Doctors should be prescribing more exercise for common chronic problems, including knee osteoarthritis, heart disease, diabetes, and chronic obstructive pulmonary disease, says a review in CMAJ (Canadian Medical Journal Association), yet it's often overlooked as a treatment.
Part of the reason doctors don't prescribe exercise is that they simply don't understand how effective exercise can be, and haven't a clue how to advise patients.
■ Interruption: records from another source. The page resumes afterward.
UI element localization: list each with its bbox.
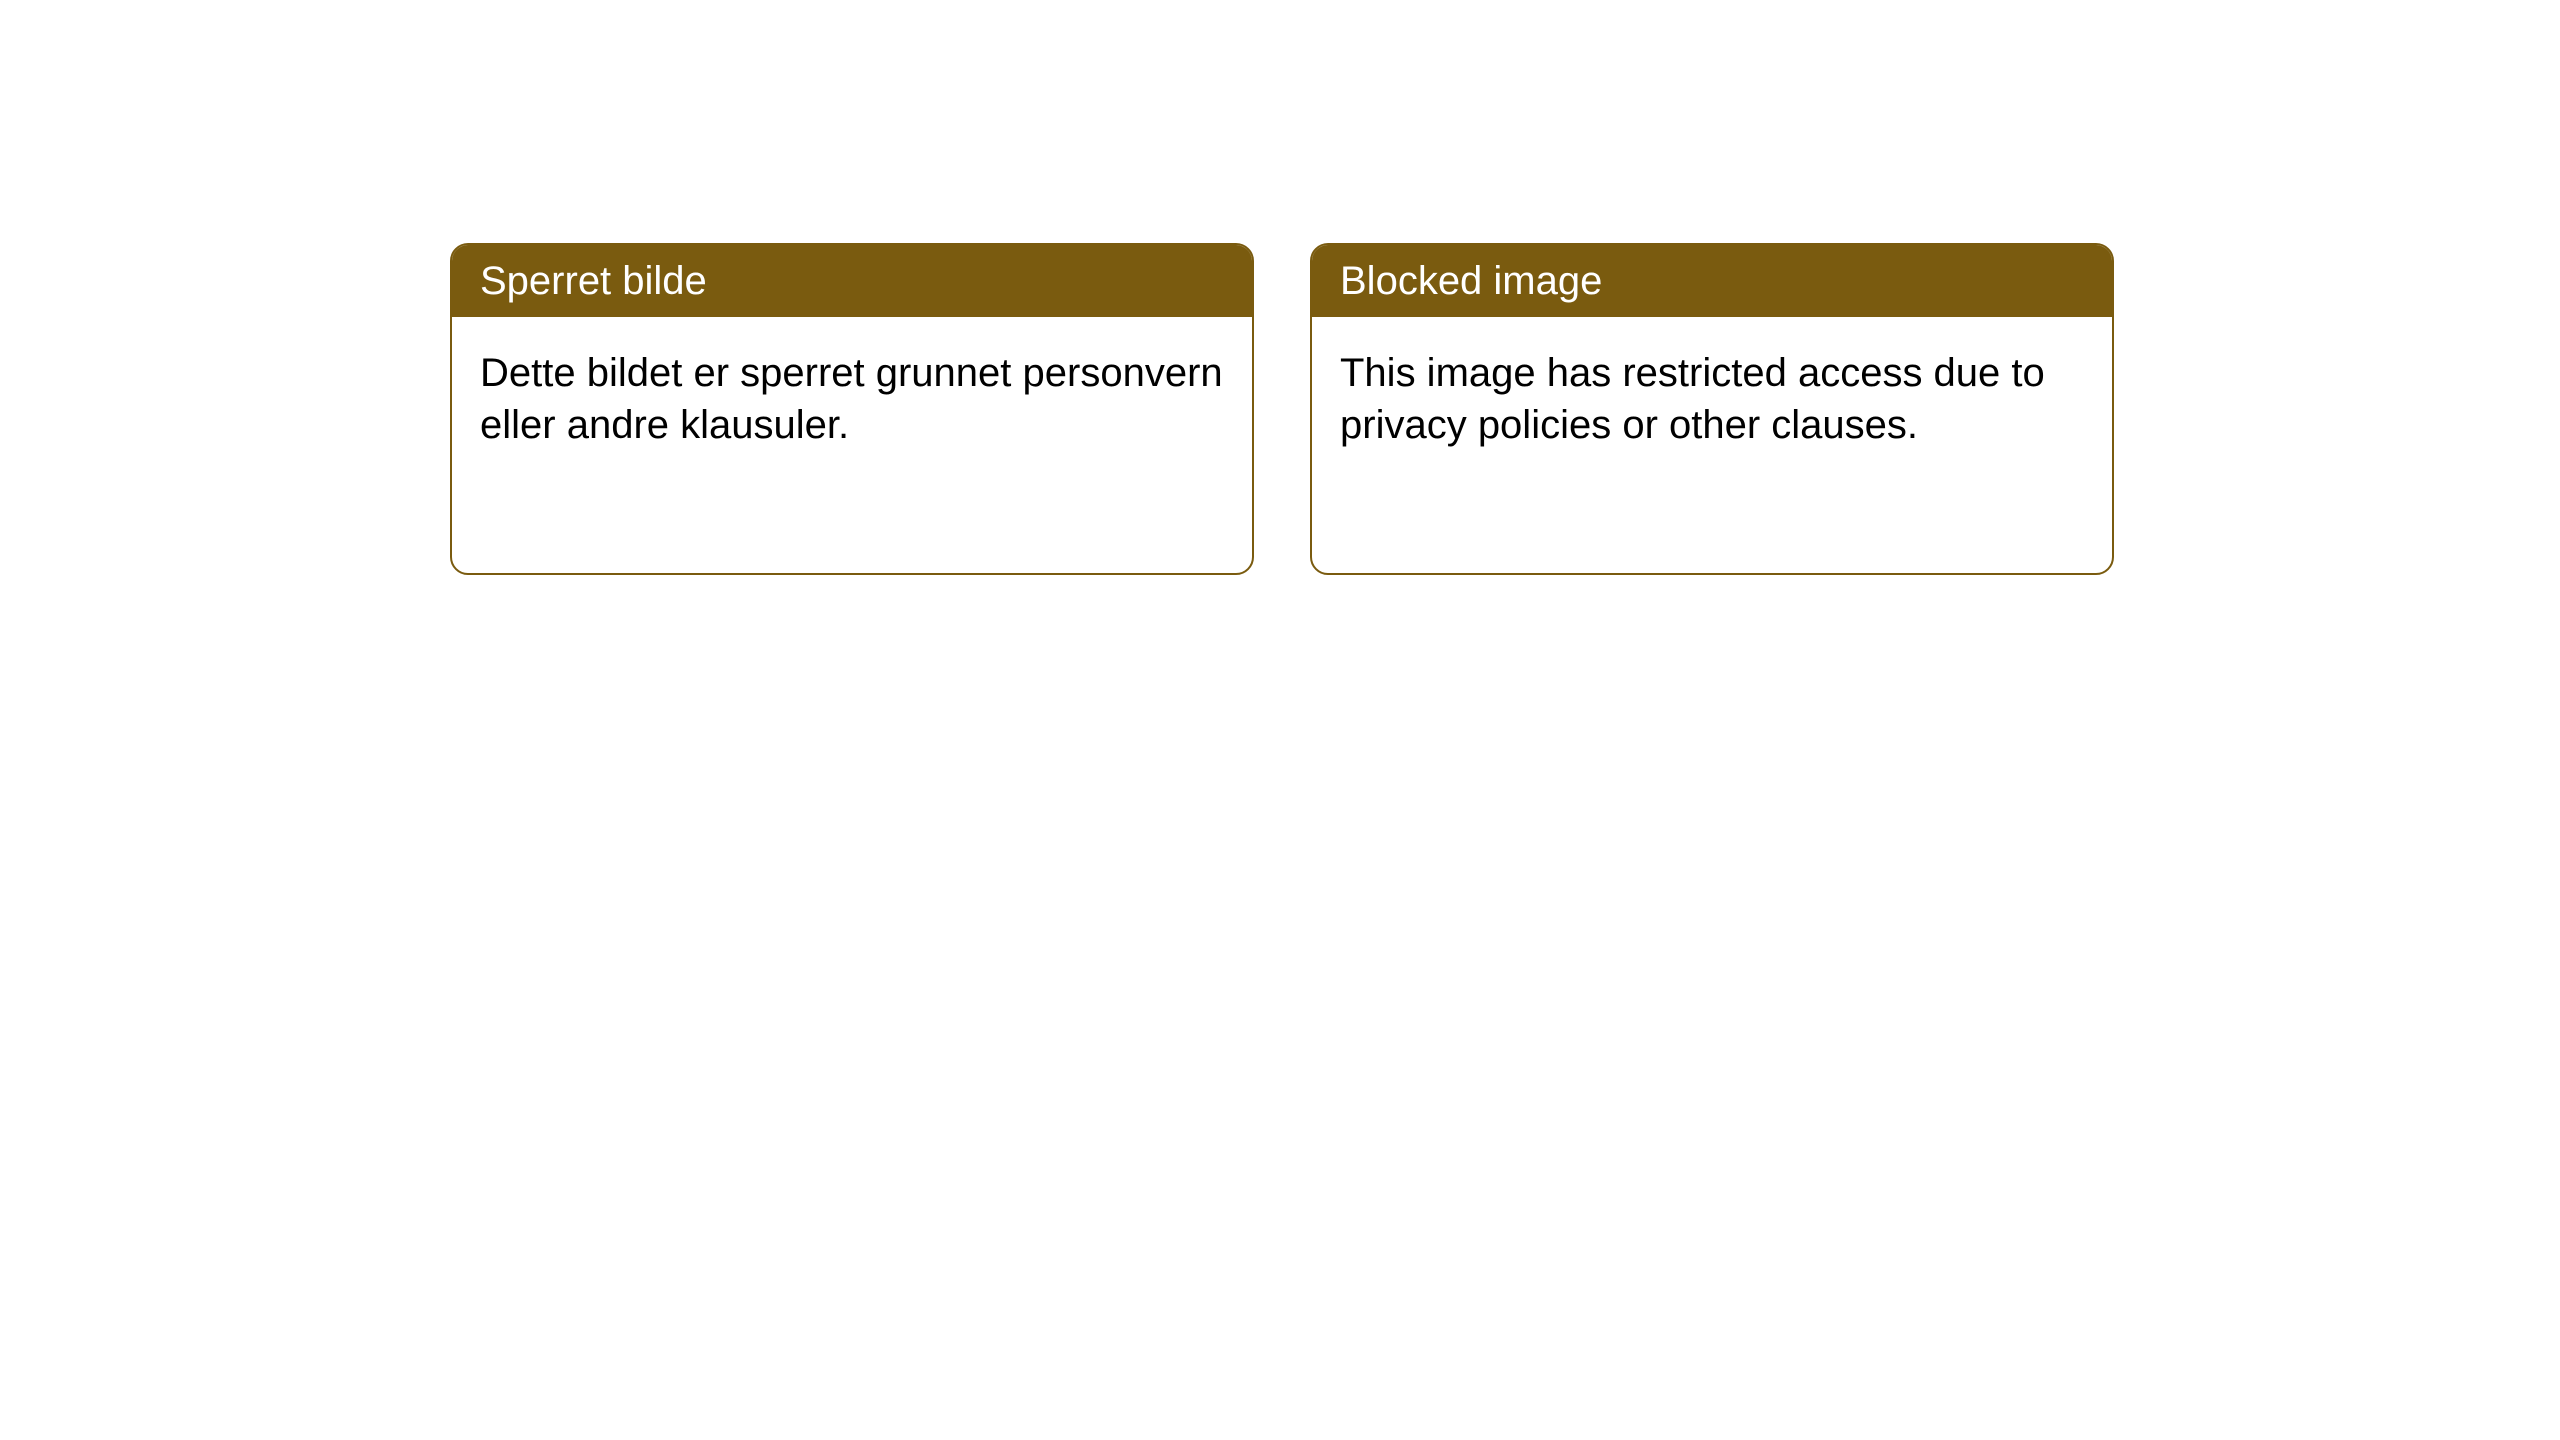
notice-title: Blocked image xyxy=(1340,259,1602,303)
notice-text: Dette bildet er sperret grunnet personve… xyxy=(480,351,1223,447)
notice-text: This image has restricted access due to … xyxy=(1340,351,2045,447)
notice-container: Sperret bilde Dette bildet er sperret gr… xyxy=(450,243,2114,575)
notice-card-norwegian: Sperret bilde Dette bildet er sperret gr… xyxy=(450,243,1254,575)
notice-body: Dette bildet er sperret grunnet personve… xyxy=(452,317,1252,481)
notice-header: Sperret bilde xyxy=(452,245,1252,317)
notice-card-english: Blocked image This image has restricted … xyxy=(1310,243,2114,575)
notice-title: Sperret bilde xyxy=(480,259,707,303)
notice-body: This image has restricted access due to … xyxy=(1312,317,2112,481)
notice-header: Blocked image xyxy=(1312,245,2112,317)
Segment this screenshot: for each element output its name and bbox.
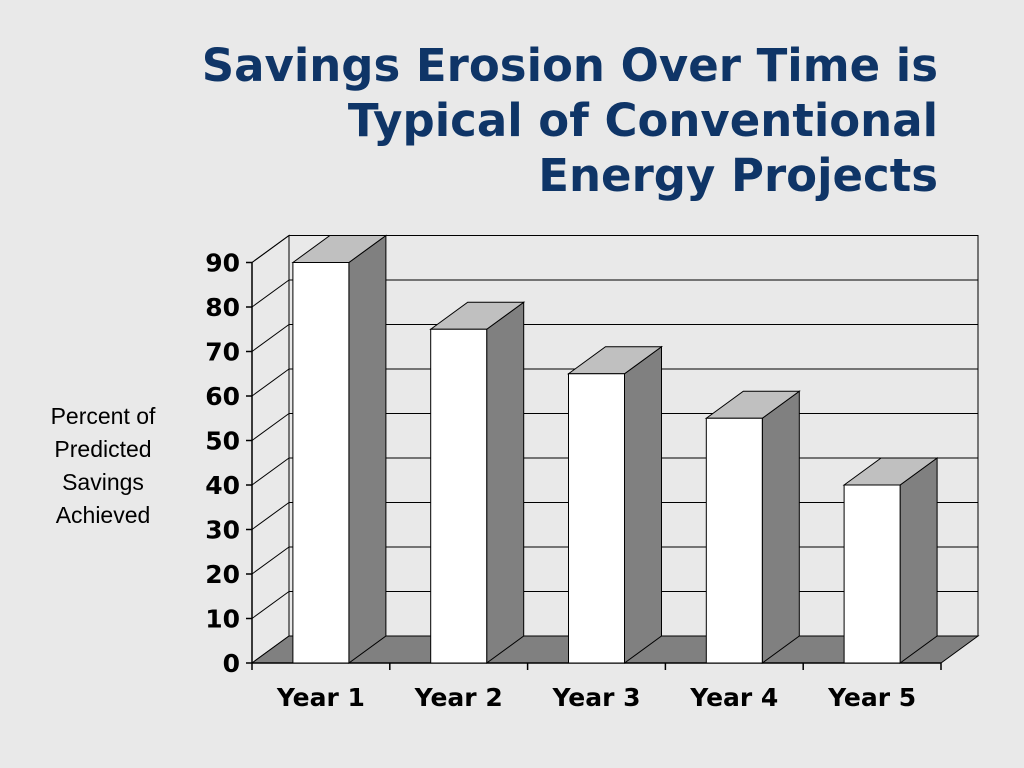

"Many doctors and their patients aren't aware that exercise is a treatment for these chronic conditions and can provide as much benefit as drugs or surgery, and typically with fewer harms," said the study's lead author Dr. Tammy Hoffmann of Bond University, Australia.
The study found that exercise is often under-prescribed in favor of pharmaceutical or surgical solutions, despite exercise having similar results. Both physicians and patients aren't aware of how effective different types of exercise can be. In addition, poor descriptions of exercises in studies and a lack of training for healthcare workers are also factors affecting the lack of exercise "prescriptions."
The new study includes a how-to guide that lists step-by-step effective exercises for a variety of health problems including:
• Osteoarthritis of the knee and hip: muscle strengthening, aerobic and range-of-motion exercises to help alleviate pain and improve function in people of all ages
• Low back pain: individually supervised exercise sessions by a physiotherapist over 8-12 weeks with both a supervised component and home-based exercises
• Prevention of falls: supervised group or individual exercises by a physiotherapist or trained health professional with home exercises to improve balance, strength and coordination
The how-to guide also includes exercises for COPD, diabetes, chronic fatigue syndrome, heart disease and heart failure. The guide details specifics for each condition, such as materials needed, and the number and length of exercise sessions.
"Exercise is an effective but neglected treatment for many chronic conditions," the authors wrote. "However, similar to surgery, exercise is not a single entity but must be tailored to the condition."